H.R. 2454 was approved 219 to 212, with 44 Democrats voting against it.
Now the battle moves across Capitol Hill, where the Senate must approve its own version of energy legislation. Then a House-Senate conference committee will have to resolve the two bill's differences in a manner that will get the joint legislation OK'ed by all lawmakers and in a form that Obama will sign into law
Get ready for more, pardon the pun, heated debate. The close House vote was just the beginning. Judging by the reactions to yesterday's House vote, it will be just as close a call in the ostensibly more deliberative body.
What's it gonna cost me? Speaking as someone who's just a week into summer and is already fed up with the three weeks (so far) of 100-plus temperatures that are frying me, my plants and my air conditioning system, I'm for any possible help.
But like every other American, I have one big question. What does this bill, at least the House version, mean to my bank account?

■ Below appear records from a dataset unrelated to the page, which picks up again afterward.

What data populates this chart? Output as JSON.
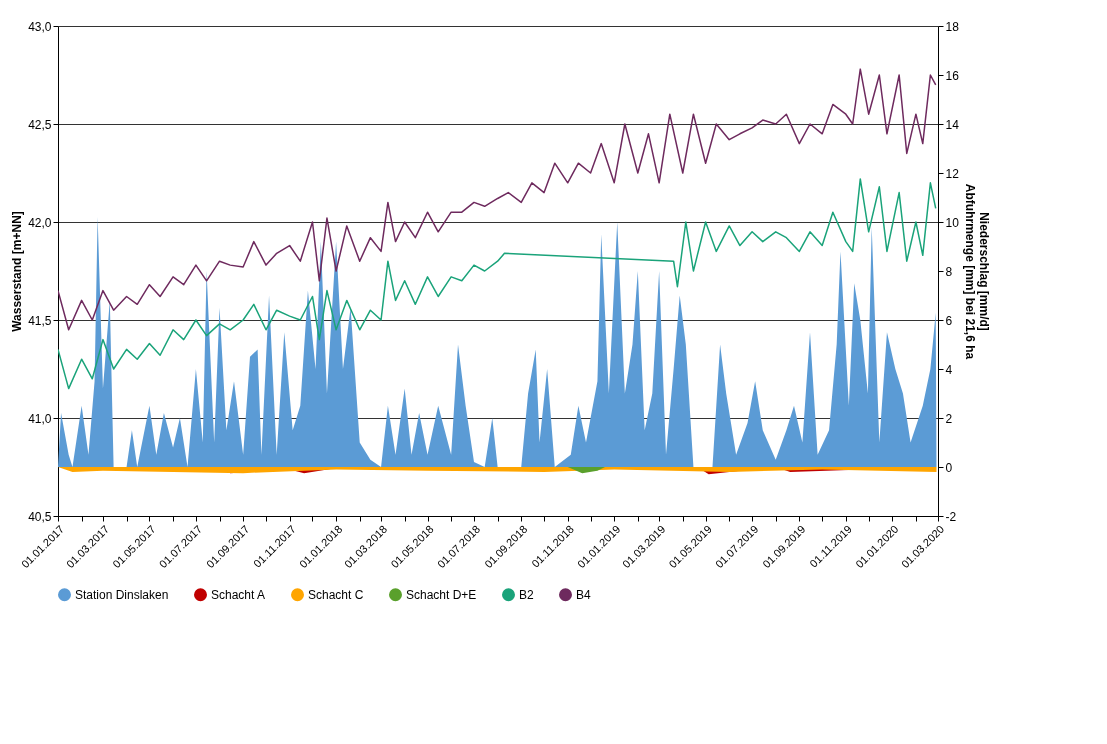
{
  "chart_data": {
    "type": "line",
    "ylabel": "Wasserstand  [m+NN]",
    "y2label": "Niederschlag [mm/d]\nAbfuhrmenge [mm] bei 21,6 ha",
    "xlim": [
      "2017-01-01",
      "2020-03-01"
    ],
    "xticks": [
      {
        "value": "2017-01-01",
        "label": "01.01.2017"
      },
      {
        "value": "2017-02-01",
        "label": null
      },
      {
        "value": "2017-03-01",
        "label": "01.03.2017"
      },
      {
        "value": "2017-04-01",
        "label": null
      },
      {
        "value": "2017-05-01",
        "label": "01.05.2017"
      },
      {
        "value": "2017-06-01",
        "label": null
      },
      {
        "value": "2017-07-01",
        "label": "01.07.2017"
      },
      {
        "value": "2017-08-01",
        "label": null
      },
      {
        "value": "2017-09-01",
        "label": "01.09.2017"
      },
      {
        "value": "2017-10-01",
        "label": null
      },
      {
        "value": "2017-11-01",
        "label": "01.11.2017"
      },
      {
        "value": "2017-12-01",
        "label": null
      },
      {
        "value": "2018-01-01",
        "label": "01.01.2018"
      },
      {
        "value": "2018-02-01",
        "label": null
      },
      {
        "value": "2018-03-01",
        "label": "01.03.2018"
      },
      {
        "value": "2018-04-01",
        "label": null
      },
      {
        "value": "2018-05-01",
        "label": "01.05.2018"
      },
      {
        "value": "2018-06-01",
        "label": null
      },
      {
        "value": "2018-07-01",
        "label": "01.07.2018"
      },
      {
        "value": "2018-08-01",
        "label": null
      },
      {
        "value": "2018-09-01",
        "label": "01.09.2018"
      },
      {
        "value": "2018-10-01",
        "label": null
      },
      {
        "value": "2018-11-01",
        "label": "01.11.2018"
      },
      {
        "value": "2018-12-01",
        "label": null
      },
      {
        "value": "2019-01-01",
        "label": "01.01.2019"
      },
      {
        "value": "2019-02-01",
        "label": null
      },
      {
        "value": "2019-03-01",
        "label": "01.03.2019"
      },
      {
        "value": "2019-04-01",
        "label": null
      },
      {
        "value": "2019-05-01",
        "label": "01.05.2019"
      },
      {
        "value": "2019-06-01",
        "label": null
      },
      {
        "value": "2019-07-01",
        "label": "01.07.2019"
      },
      {
        "value": "2019-08-01",
        "label": null
      },
      {
        "value": "2019-09-01",
        "label": "01.09.2019"
      },
      {
        "value": "2019-10-01",
        "label": null
      },
      {
        "value": "2019-11-01",
        "label": "01.11.2019"
      },
      {
        "value": "2019-12-01",
        "label": null
      },
      {
        "value": "2020-01-01",
        "label": "01.01.2020"
      },
      {
        "value": "2020-02-01",
        "label": null
      },
      {
        "value": "2020-03-01",
        "label": "01.03.2020"
      }
    ],
    "ylim": [
      40.5,
      43.0
    ],
    "yticks": [
      {
        "value": 40.5,
        "label": "40,5"
      },
      {
        "value": 41.0,
        "label": "41,0"
      },
      {
        "value": 41.5,
        "label": "41,5"
      },
      {
        "value": 42.0,
        "label": "42,0"
      },
      {
        "value": 42.5,
        "label": "42,5"
      },
      {
        "value": 43.0,
        "label": "43,0"
      }
    ],
    "y2lim": [
      -2,
      18
    ],
    "y2ticks": [
      -2,
      0,
      2,
      4,
      6,
      8,
      10,
      12,
      14,
      16,
      18
    ],
    "grid": "y",
    "legend": "bottom",
    "series": [
      {
        "name": "Station Dinslaken",
        "color": "#5b9bd5",
        "type": "area",
        "axis": "y2",
        "x": [
          "2017-01-01",
          "2017-01-05",
          "2017-01-15",
          "2017-01-20",
          "2017-02-01",
          "2017-02-10",
          "2017-02-18",
          "2017-02-22",
          "2017-03-01",
          "2017-03-10",
          "2017-03-15",
          "2017-04-01",
          "2017-04-08",
          "2017-04-15",
          "2017-05-01",
          "2017-05-10",
          "2017-05-20",
          "2017-06-01",
          "2017-06-10",
          "2017-06-20",
          "2017-07-01",
          "2017-07-10",
          "2017-07-15",
          "2017-07-25",
          "2017-08-01",
          "2017-08-10",
          "2017-08-20",
          "2017-09-01",
          "2017-09-10",
          "2017-09-20",
          "2017-09-25",
          "2017-10-05",
          "2017-10-15",
          "2017-10-25",
          "2017-11-05",
          "2017-11-15",
          "2017-11-25",
          "2017-12-05",
          "2017-12-12",
          "2017-12-20",
          "2018-01-01",
          "2018-01-10",
          "2018-01-20",
          "2018-02-01",
          "2018-02-15",
          "2018-03-01",
          "2018-03-10",
          "2018-03-20",
          "2018-04-01",
          "2018-04-10",
          "2018-04-20",
          "2018-05-01",
          "2018-05-15",
          "2018-06-01",
          "2018-06-10",
          "2018-06-20",
          "2018-07-01",
          "2018-07-15",
          "2018-07-25",
          "2018-08-01",
          "2018-09-01",
          "2018-09-10",
          "2018-09-20",
          "2018-09-25",
          "2018-10-05",
          "2018-10-15",
          "2018-11-05",
          "2018-11-15",
          "2018-11-25",
          "2018-12-10",
          "2018-12-15",
          "2018-12-25",
          "2019-01-05",
          "2019-01-15",
          "2019-01-25",
          "2019-02-01",
          "2019-02-10",
          "2019-02-20",
          "2019-03-01",
          "2019-03-10",
          "2019-03-20",
          "2019-03-28",
          "2019-04-05",
          "2019-04-15",
          "2019-05-10",
          "2019-05-20",
          "2019-05-28",
          "2019-06-10",
          "2019-06-25",
          "2019-07-05",
          "2019-07-15",
          "2019-08-01",
          "2019-08-15",
          "2019-08-25",
          "2019-09-05",
          "2019-09-15",
          "2019-09-25",
          "2019-10-10",
          "2019-10-20",
          "2019-10-25",
          "2019-11-05",
          "2019-11-12",
          "2019-11-20",
          "2019-11-30",
          "2019-12-05",
          "2019-12-15",
          "2019-12-25",
          "2020-01-05",
          "2020-01-15",
          "2020-01-25",
          "2020-02-10",
          "2020-02-20",
          "2020-02-27",
          "2020-02-28"
        ],
        "values": [
          0,
          2.2,
          0.5,
          0,
          2.5,
          0.5,
          3.5,
          10.2,
          3.2,
          6.8,
          0,
          0,
          1.5,
          0,
          2.5,
          0.5,
          2.2,
          0.8,
          2.0,
          0,
          4.0,
          1.0,
          8.0,
          1.0,
          6.5,
          1.5,
          3.5,
          0.5,
          4.5,
          4.8,
          0.5,
          7.0,
          0.5,
          5.5,
          1.5,
          2.5,
          7.2,
          4.0,
          9.2,
          3.0,
          9.2,
          4.0,
          6.5,
          1.0,
          0.3,
          0,
          2.5,
          0.5,
          3.2,
          0.5,
          2.2,
          0.5,
          2.5,
          0.5,
          5.0,
          2.5,
          0.2,
          0,
          2.0,
          0,
          0,
          3.0,
          4.8,
          1.0,
          4.0,
          0,
          0.5,
          2.5,
          1.0,
          3.5,
          9.5,
          3.0,
          10.0,
          3.0,
          5.0,
          8.0,
          1.5,
          3.0,
          8.0,
          0.5,
          4.0,
          7.0,
          5.0,
          0,
          0,
          5.0,
          3.0,
          0.5,
          1.8,
          3.5,
          1.5,
          0.3,
          1.5,
          2.5,
          1.0,
          5.5,
          0.5,
          1.5,
          5.0,
          8.8,
          2.5,
          7.5,
          6.0,
          3.0,
          9.8,
          1.0,
          5.5,
          4.0,
          3.0,
          1.0,
          2.5,
          4.0,
          6.3,
          0
        ]
      },
      {
        "name": "Schacht A",
        "color": "#c00000",
        "type": "area",
        "axis": "y2",
        "x": [
          "2017-01-01",
          "2017-08-01",
          "2017-08-15",
          "2017-11-01",
          "2017-11-20",
          "2018-01-10",
          "2019-04-20",
          "2019-05-05",
          "2019-08-01",
          "2019-08-20",
          "2020-02-28"
        ],
        "values": [
          0,
          0,
          -0.25,
          -0.1,
          -0.25,
          0,
          0,
          -0.3,
          0,
          -0.2,
          0
        ]
      },
      {
        "name": "Schacht C",
        "color": "#ffa500",
        "type": "area",
        "axis": "y2",
        "x": [
          "2017-01-01",
          "2017-01-20",
          "2017-03-01",
          "2017-06-01",
          "2017-09-01",
          "2018-01-01",
          "2018-05-01",
          "2018-10-01",
          "2019-01-01",
          "2019-06-01",
          "2019-10-01",
          "2020-02-28"
        ],
        "values": [
          0,
          -0.2,
          -0.15,
          -0.2,
          -0.25,
          -0.1,
          -0.15,
          -0.2,
          -0.1,
          -0.2,
          -0.1,
          -0.2
        ]
      },
      {
        "name": "Schacht D+E",
        "color": "#5aa02c",
        "type": "area",
        "axis": "y2",
        "x": [
          "2018-11-01",
          "2018-11-20",
          "2018-12-10",
          "2018-12-20",
          "2020-02-28"
        ],
        "values": [
          0,
          -0.25,
          -0.15,
          0,
          0
        ]
      },
      {
        "name": "B2",
        "color": "#1aa37a",
        "x": [
          "2017-01-01",
          "2017-01-15",
          "2017-02-01",
          "2017-02-15",
          "2017-03-01",
          "2017-03-15",
          "2017-04-01",
          "2017-04-15",
          "2017-05-01",
          "2017-05-15",
          "2017-06-01",
          "2017-06-15",
          "2017-07-01",
          "2017-07-15",
          "2017-08-01",
          "2017-08-15",
          "2017-09-01",
          "2017-09-15",
          "2017-10-01",
          "2017-10-15",
          "2017-11-01",
          "2017-11-15",
          "2017-12-01",
          "2017-12-10",
          "2017-12-20",
          "2018-01-01",
          "2018-01-15",
          "2018-02-01",
          "2018-02-15",
          "2018-03-01",
          "2018-03-10",
          "2018-03-20",
          "2018-04-01",
          "2018-04-15",
          "2018-05-01",
          "2018-05-15",
          "2018-06-01",
          "2018-06-15",
          "2018-07-01",
          "2018-07-15",
          "2018-08-01",
          "2018-08-10",
          "2019-03-20",
          "2019-03-25",
          "2019-04-05",
          "2019-04-15",
          "2019-05-01",
          "2019-05-15",
          "2019-06-01",
          "2019-06-15",
          "2019-07-01",
          "2019-07-15",
          "2019-08-01",
          "2019-08-15",
          "2019-09-01",
          "2019-09-15",
          "2019-10-01",
          "2019-10-15",
          "2019-11-01",
          "2019-11-10",
          "2019-11-20",
          "2019-12-01",
          "2019-12-15",
          "2019-12-25",
          "2020-01-10",
          "2020-01-20",
          "2020-02-01",
          "2020-02-10",
          "2020-02-20",
          "2020-02-27"
        ],
        "values": [
          41.35,
          41.15,
          41.3,
          41.2,
          41.4,
          41.25,
          41.35,
          41.3,
          41.38,
          41.32,
          41.45,
          41.4,
          41.5,
          41.42,
          41.48,
          41.45,
          41.5,
          41.58,
          41.45,
          41.55,
          41.52,
          41.5,
          41.62,
          41.4,
          41.65,
          41.45,
          41.6,
          41.45,
          41.55,
          41.5,
          41.8,
          41.6,
          41.7,
          41.58,
          41.72,
          41.62,
          41.72,
          41.7,
          41.78,
          41.75,
          41.8,
          41.84,
          41.8,
          41.67,
          42.0,
          41.75,
          42.0,
          41.85,
          41.98,
          41.88,
          41.95,
          41.9,
          41.95,
          41.92,
          41.85,
          41.95,
          41.88,
          42.05,
          41.9,
          41.85,
          42.22,
          41.95,
          42.18,
          41.85,
          42.15,
          41.8,
          42.0,
          41.83,
          42.2,
          42.07
        ]
      },
      {
        "name": "B4",
        "color": "#6e2a5e",
        "x": [
          "2017-01-01",
          "2017-01-15",
          "2017-02-01",
          "2017-02-15",
          "2017-03-01",
          "2017-03-15",
          "2017-04-01",
          "2017-04-15",
          "2017-05-01",
          "2017-05-15",
          "2017-06-01",
          "2017-06-15",
          "2017-07-01",
          "2017-07-15",
          "2017-08-01",
          "2017-08-15",
          "2017-09-01",
          "2017-09-15",
          "2017-10-01",
          "2017-10-15",
          "2017-11-01",
          "2017-11-15",
          "2017-12-01",
          "2017-12-10",
          "2017-12-20",
          "2018-01-01",
          "2018-01-15",
          "2018-02-01",
          "2018-02-15",
          "2018-03-01",
          "2018-03-10",
          "2018-03-20",
          "2018-04-01",
          "2018-04-15",
          "2018-05-01",
          "2018-05-15",
          "2018-06-01",
          "2018-06-15",
          "2018-07-01",
          "2018-07-15",
          "2018-08-01",
          "2018-08-15",
          "2018-09-01",
          "2018-09-15",
          "2018-10-01",
          "2018-10-15",
          "2018-11-01",
          "2018-11-15",
          "2018-12-01",
          "2018-12-15",
          "2019-01-01",
          "2019-01-15",
          "2019-02-01",
          "2019-02-15",
          "2019-03-01",
          "2019-03-15",
          "2019-04-01",
          "2019-04-15",
          "2019-05-01",
          "2019-05-15",
          "2019-06-01",
          "2019-06-15",
          "2019-07-01",
          "2019-07-15",
          "2019-08-01",
          "2019-08-15",
          "2019-09-01",
          "2019-09-15",
          "2019-10-01",
          "2019-10-15",
          "2019-11-01",
          "2019-11-10",
          "2019-11-20",
          "2019-12-01",
          "2019-12-15",
          "2019-12-25",
          "2020-01-10",
          "2020-01-20",
          "2020-02-01",
          "2020-02-10",
          "2020-02-20",
          "2020-02-27"
        ],
        "values": [
          41.65,
          41.45,
          41.6,
          41.5,
          41.65,
          41.55,
          41.62,
          41.58,
          41.68,
          41.62,
          41.72,
          41.68,
          41.78,
          41.7,
          41.8,
          41.78,
          41.77,
          41.9,
          41.78,
          41.84,
          41.88,
          41.8,
          42.0,
          41.7,
          42.02,
          41.75,
          41.98,
          41.8,
          41.92,
          41.85,
          42.1,
          41.9,
          42.0,
          41.92,
          42.05,
          41.95,
          42.05,
          42.05,
          42.1,
          42.08,
          42.12,
          42.15,
          42.1,
          42.2,
          42.15,
          42.3,
          42.2,
          42.3,
          42.25,
          42.4,
          42.2,
          42.5,
          42.25,
          42.45,
          42.2,
          42.55,
          42.25,
          42.55,
          42.3,
          42.5,
          42.42,
          42.45,
          42.48,
          42.52,
          42.5,
          42.55,
          42.4,
          42.5,
          42.45,
          42.6,
          42.55,
          42.5,
          42.78,
          42.55,
          42.75,
          42.45,
          42.75,
          42.35,
          42.55,
          42.4,
          42.75,
          42.7
        ]
      }
    ]
  }
}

The legislation focuses on operational changes for many business sectors, including electric power generation, manufacturing, agriculture and construction. These industries will face a cap-and-trade system that limits overall emissions of heat-trapping gases while allowing certain companies to trade pollution permits with each other.
The system would be phased in over several years, which supporters say should keep costs low. But there will be costs to industry, which will be passed along to you and me.
The Congressional Budget Office says the average American household would pay an additional $175 a year in energy costs by 2020 as a result of the provision. The poorest households would receive rebates that would lower their annual energy costs by $40.
Pre-vote numbers crunched by the American Council for an Energy-Efficient Economy (ACEEE) indicated that the federal energy efficiency provisions in the bill could save each household approximately $1,050 by 2020 and $4,400 by 2030.
Opponents counter that more than 70 percent of Americans will pay higher costs without receiving any tax or other relief under the bill. A family of four with income over $33,000 per year would receive only nominal benefits and no tax credits under the bill to offset its negative effects, according to GOP Ways and Means members who voted against the bill.
Run your own numbers: Of course, these are all just estimates prepared by groups with particular political positions.
For me right now, looking at the thermometer inch toward its predicted high today of 105 degrees, I'd be willing to pay more to have late June temps in the 90s. But we shall see, both what eventually becomes law and what its true costs are.
The Tax Foundation offers some help in our personal energy cost computations. The nonpartisan group has created a Household Cap-and-Trade Burden Calculator to see how much money your household would lose.
The group also has released a cap-and-trade parody video, created by Remy, as well as the working paper "Who Pays for Climate Policy? New Estimates of the Household Burden and Economic Impact of a U.S. Cap-and-Trade System."
The Environmental Protection Agency has put together an analysis of H.R. 2454.
And Earth2Tech provides a good report of what's in the House measure, the vote and opposition arguments.